Spark is generated when a large transistor pulls the coil low to charge it, followed by the transistor opening, the coil field collapses and coil voltage increases from 12V to about 400V. The secondary coil windings step it up by about 100x, so it could peak to 40,000V. A circuit needs to be complete for current to flow, normally the + coil lead back to battery, then the coil primary, secondary (coil is auto transformer), plug gap and ground. There is also a capacitive path in transistor to ground, but less than point capacitor in point ignitions. Opening the coil +, will result in spark, if coil has current, and shock to uninsulated fingers. The ignition circuit is a series circuit at time of ignition. If one understands this, it becomes apparent why capacitor is placed from coil + to ground to reduce EMI.

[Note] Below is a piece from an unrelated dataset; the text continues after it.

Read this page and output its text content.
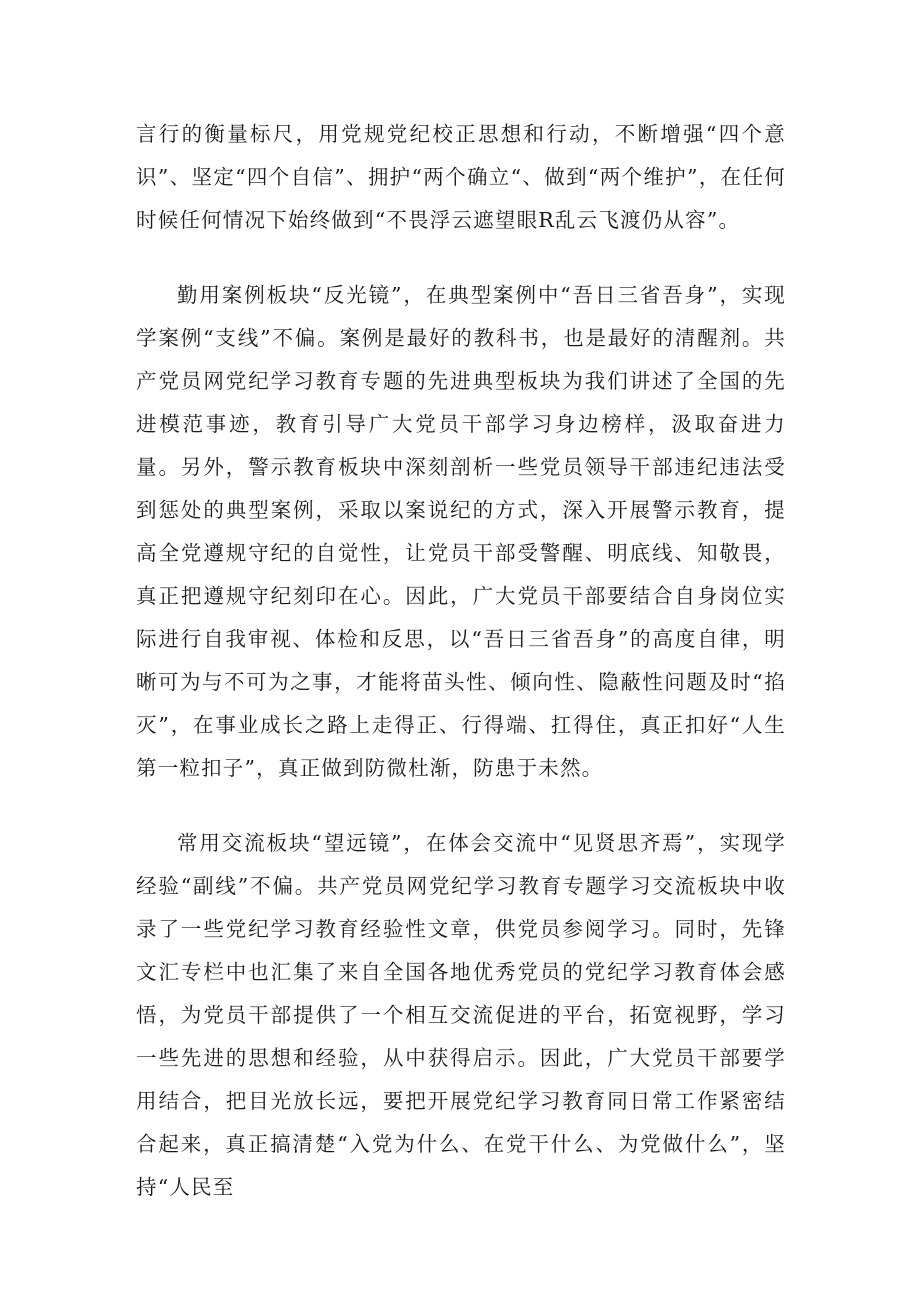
言行的衡量标尺，用党规党纪校正思想和行动，不断增强“四个意识”、坚定“四个自信”、拥护“两个确立“、做到“两个维护”，在任何时候任何情况下始终做到“不畏浮云遮望眼R乱云飞渡仍从容”。

勤用案例板块“反光镜”，在典型案例中“吾日三省吾身”，实现学案例“支线”不偏。案例是最好的教科书，也是最好的清醒剂。共产党员网党纪学习教育专题的先进典型板块为我们讲述了全国的先进模范事迹，教育引导广大党员干部学习身边榜样，汲取奋进力量。另外，警示教育板块中深刻剖析一些党员领导干部违纪违法受到惩处的典型案例，采取以案说纪的方式，深入开展警示教育，提高全党遵规守纪的自觉性，让党员干部受警醒、明底线、知敬畏，真正把遵规守纪刻印在心。因此，广大党员干部要结合自身岗位实际进行自我审视、体检和反思，以“吾日三省吾身”的高度自律，明晰可为与不可为之事，才能将苗头性、倾向性、隐蔽性问题及时“掐灭”，在事业成长之路上走得正、行得端、扛得住，真正扣好“人生第一粒扣子”，真正做到防微杜渐，防患于未然。

常用交流板块“望远镜”，在体会交流中“见贤思齐焉”，实现学经验“副线”不偏。共产党员网党纪学习教育专题学习交流板块中收录了一些党纪学习教育经验性文章，供党员参阅学习。同时，先锋文汇专栏中也汇集了来自全国各地优秀党员的党纪学习教育体会感悟，为党员干部提供了一个相互交流促进的平台，拓宽视野，学习一些先进的思想和经验，从中获得启示。因此，广大党员干部要学用结合，把目光放长远，要把开展党纪学习教育同日常工作紧密结合起来，真正搞清楚“入党为什么、在党干什么、为党做什么”，坚持“人民至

The iffy part is if the coil is charged. There is a control circuit in the HEI, that closes the transistor to charge the coil based on the time of the last spark event to charge the coil near full just in time for next spark. That is one reason the ballast is not required. It takes a few milli seconds to charge the coil. There is also a hardware limit, it is used at lower RPM. Since RPM varies the time between sparks, the predictive control is busy, and also less than perfect, it adds additional time for varying RPM at low engine speeds, else variations would cause misfires because the time between sparks is very long compared to charge interval. Now days a micro controller makes better decisions based on better timing sensors, and coil current measurements to accurately control ignition.

Some may read this and think I am a know it all, I am not. I learn from experience, just enough to do things I enjoy doing, the best I can.